Криворотов смахивает залоснившимся рукавом шинели слюну, готовой вот- вот сорваться вниз через отвислую, как вишня, губу. «Черт ее побрал», – всякий раз, смахивая ее, ругается он, и гримаса пробегает по его лицу, еще более его обезображивая. Он долго кашляет, потом с отвращением сплевывает себе под ноги.» Должно за это и Губошлепом прозвали», – при этом думает он. Что до себя, то он свыкся с тем, как обозвал его нонешний Старшой. Но в душе он против, чтобы людям, как собакам, давали унизительные клички. Уже за одно это ему не нравится этот Старшой.

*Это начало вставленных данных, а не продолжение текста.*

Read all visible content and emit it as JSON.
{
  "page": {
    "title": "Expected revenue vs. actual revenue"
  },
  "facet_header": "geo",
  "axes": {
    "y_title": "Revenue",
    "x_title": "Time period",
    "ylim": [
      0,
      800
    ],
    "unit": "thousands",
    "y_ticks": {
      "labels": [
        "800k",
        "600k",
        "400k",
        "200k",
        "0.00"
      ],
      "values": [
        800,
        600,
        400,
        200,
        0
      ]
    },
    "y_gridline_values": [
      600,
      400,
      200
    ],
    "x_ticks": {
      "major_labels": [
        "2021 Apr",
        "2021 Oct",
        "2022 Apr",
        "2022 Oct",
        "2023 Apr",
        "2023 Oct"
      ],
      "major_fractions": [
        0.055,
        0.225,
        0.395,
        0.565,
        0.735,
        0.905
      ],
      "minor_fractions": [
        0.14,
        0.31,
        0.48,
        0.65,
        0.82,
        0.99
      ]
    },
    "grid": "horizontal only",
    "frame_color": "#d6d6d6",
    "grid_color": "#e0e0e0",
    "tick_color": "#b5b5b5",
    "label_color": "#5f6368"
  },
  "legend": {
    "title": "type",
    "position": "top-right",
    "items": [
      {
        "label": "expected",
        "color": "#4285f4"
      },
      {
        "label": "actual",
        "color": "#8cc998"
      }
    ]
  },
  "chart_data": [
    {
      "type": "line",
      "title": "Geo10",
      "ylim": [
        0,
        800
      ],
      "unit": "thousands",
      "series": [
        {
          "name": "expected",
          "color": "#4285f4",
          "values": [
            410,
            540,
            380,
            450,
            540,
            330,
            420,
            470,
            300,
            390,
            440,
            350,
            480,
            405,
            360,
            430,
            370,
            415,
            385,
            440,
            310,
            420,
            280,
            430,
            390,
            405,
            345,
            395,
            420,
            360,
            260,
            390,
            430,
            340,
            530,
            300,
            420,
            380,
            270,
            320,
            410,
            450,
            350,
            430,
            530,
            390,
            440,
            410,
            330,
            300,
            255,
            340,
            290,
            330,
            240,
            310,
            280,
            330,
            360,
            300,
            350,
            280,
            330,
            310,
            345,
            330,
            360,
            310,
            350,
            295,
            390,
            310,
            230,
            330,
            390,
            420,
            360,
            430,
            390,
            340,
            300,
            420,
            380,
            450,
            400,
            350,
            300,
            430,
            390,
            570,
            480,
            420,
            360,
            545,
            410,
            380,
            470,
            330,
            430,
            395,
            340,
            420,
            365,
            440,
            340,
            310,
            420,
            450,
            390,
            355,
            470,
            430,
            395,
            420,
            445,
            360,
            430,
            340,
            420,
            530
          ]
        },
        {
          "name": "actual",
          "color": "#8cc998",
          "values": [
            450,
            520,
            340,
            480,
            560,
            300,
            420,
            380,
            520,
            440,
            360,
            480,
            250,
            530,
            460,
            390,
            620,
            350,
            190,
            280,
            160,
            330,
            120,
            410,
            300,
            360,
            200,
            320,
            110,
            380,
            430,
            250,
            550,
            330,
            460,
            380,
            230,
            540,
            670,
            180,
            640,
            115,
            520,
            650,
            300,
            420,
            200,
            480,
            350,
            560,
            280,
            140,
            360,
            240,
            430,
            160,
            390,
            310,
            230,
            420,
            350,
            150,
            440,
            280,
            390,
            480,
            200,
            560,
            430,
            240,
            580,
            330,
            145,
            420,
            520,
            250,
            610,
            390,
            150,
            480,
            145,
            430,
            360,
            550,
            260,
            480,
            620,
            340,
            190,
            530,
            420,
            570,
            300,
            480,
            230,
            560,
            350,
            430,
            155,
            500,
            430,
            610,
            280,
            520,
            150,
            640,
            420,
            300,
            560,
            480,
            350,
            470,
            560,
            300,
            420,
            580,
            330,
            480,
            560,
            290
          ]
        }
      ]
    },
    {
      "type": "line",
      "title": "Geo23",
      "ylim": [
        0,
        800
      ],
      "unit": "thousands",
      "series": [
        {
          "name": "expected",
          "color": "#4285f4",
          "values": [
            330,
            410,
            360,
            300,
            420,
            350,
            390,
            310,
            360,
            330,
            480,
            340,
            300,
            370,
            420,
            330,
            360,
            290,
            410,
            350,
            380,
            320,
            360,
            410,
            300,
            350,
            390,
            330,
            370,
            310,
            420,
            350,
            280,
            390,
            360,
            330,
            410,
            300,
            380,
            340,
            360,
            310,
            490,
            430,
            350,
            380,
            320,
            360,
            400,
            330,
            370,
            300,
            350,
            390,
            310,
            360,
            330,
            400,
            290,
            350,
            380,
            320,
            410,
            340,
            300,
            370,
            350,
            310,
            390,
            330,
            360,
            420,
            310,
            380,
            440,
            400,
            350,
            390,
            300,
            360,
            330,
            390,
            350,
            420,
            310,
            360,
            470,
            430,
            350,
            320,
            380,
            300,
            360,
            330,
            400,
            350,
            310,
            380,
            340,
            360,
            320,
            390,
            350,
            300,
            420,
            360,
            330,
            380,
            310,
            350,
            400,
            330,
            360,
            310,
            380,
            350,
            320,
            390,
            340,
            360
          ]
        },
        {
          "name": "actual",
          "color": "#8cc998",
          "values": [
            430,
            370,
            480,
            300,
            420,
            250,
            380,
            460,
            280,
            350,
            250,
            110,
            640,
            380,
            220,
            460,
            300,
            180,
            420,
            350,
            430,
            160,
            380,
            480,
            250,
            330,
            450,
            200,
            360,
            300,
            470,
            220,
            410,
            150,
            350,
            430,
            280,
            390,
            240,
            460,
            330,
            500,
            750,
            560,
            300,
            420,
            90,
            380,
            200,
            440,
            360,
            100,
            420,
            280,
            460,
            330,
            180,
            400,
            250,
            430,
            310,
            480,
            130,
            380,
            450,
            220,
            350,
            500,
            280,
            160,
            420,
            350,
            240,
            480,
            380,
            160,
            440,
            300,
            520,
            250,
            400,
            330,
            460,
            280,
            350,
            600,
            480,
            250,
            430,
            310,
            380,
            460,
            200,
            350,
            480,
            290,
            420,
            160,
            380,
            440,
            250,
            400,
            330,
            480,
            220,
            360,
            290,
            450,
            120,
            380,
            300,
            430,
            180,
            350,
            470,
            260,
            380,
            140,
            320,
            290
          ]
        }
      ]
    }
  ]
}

Из отдушины в полу, приспособленной под отхожее место, тянуло запахом гнилья и холодной сыростью осеннего утра. Не по-летнему слабый пучок света, пробивавшегося сквозь решетку окошка под потолком вагона, теперь уже не опускался до пола, а блуждал где-то по середине стенки вагона. Свет с трудом прорезал мглу смрада, оставляя слабый дрожащий от идущих испарений след, наполняя вагон и освещая его обитателей слабым лунным все омертвляющим светом.
Дауров не испытывал ни голода, ни даже жажды. Но одолевала слабость.
Не с первого раза, но он все же поднялся. Попробовал двинуться по узкому проходу к выходу. Каждый шаг давался усилием рассудка, кружилась голова. От напряжения тело било ознобом, как в параличе. После нескольких шагов понял, что больше не сможет устоять на скользком полу, – и тогда он пополз на четвереньках. И все же жизнь из него не ушла, она двигала его вперед, требуя движения. Но голос охранника остановил его:
– Постой! – крикнул Криворотов, сообразив, что на него надо было надеть кожаные кандалы, как и положено при выходе смертника из вагона.
Через открытую дверь он спросил об этом Старшого. Хотя ответа сразу не последовало, но охранник знал, что Старшой всегда при таких случаях бывает невдалеке. Он выждал минуту – другую.
– Значит, не надо, – буркнул он. – Да и какой из тебя, паря, беглец! – бормотал охранник, поглядывая
на торчавшие из-под рваных галифе голые распухшие ноги Даурова.
Слово «беглец» дошло до Даурова не сразу, – будто издалека. Но уже на память пришла война на
Турецком фронте первой мировой войны, – и плен у горцев. Там, чтобы не смогли убежать, горцы били по ногам. Но тогда они так хотели жить, что смогли все, – и они бежали. Дауров бежал со своим фронтовым товарищем Александром. Его потом в Гражданскую на глазах Даурова повесили за отказ от мобилизации в красную армию. Вот там на привокзальной площади, где и шла казнь, он и услышал впервые голос предыдущего Старшого, которого арестовали при нем люди в синих шинелях. После двух бесед с ним, Дауров уже не сомневался, что именно он агитировал тогда на вокзале войска, прибывающие с Турецкого фронта.
И вот теперь те раны от побоев на ногах давали о себе знать, они же напомнили и о побеге. А потом уже били его наши – по-русски до крови, по-стахановски, в подвалах следствия. Но всегда в таких случаях больше перепадало больному месту, – ногам. А вагон и вовсе, казалось, унес последние силы. Остатки жизни медленно вытравил ядовитый, трупный смрад вагона. Он висел киссеюю, как смог, разъедая живую плоть. Он убивал в человеке всякое желание жить. А «русская рулетка» Старшого. Только одна она чего «стоит»! После нее он не один день приходил в себя. «Живой труп» – вот и все, что оставалось от него. Душа, казалось, уже отлетела и теперь с омерзением следила за этим ворочающемся существом, когда-то бывшее ее плотью. После «рулетки» не все возвращались в вагон.
Век не забудет Дауров тот день. Вывели из вагона, стреноженного, как коня в ночное, в кожаных кандалах. Ночь – хоть глаз коли. Охранник толкнул прикладом, – иди. Побрел на ощупь. Собственного следа не видать. Удар по голове, – упал. Пинками конвойный заставил подняться. Иду. Вдруг сзади хруст затвора. Замер. Напрягся. Ожидаю выстрела. В тишине слышно, как в патронник скользнул патрон. Соображаю, – с ним вошла и смерть моя. Жду ее… Минута… другая. «Стреляй, паскуда», – кричу, что есть мочи. Невмоготу… я уже, должно, мертвый. Не слышу сухой треск спускового крючка… Осечка… Удар в спину. Очнулся. Сзади окрик: «Иди… живи и помни …в другой раз осечки не будет».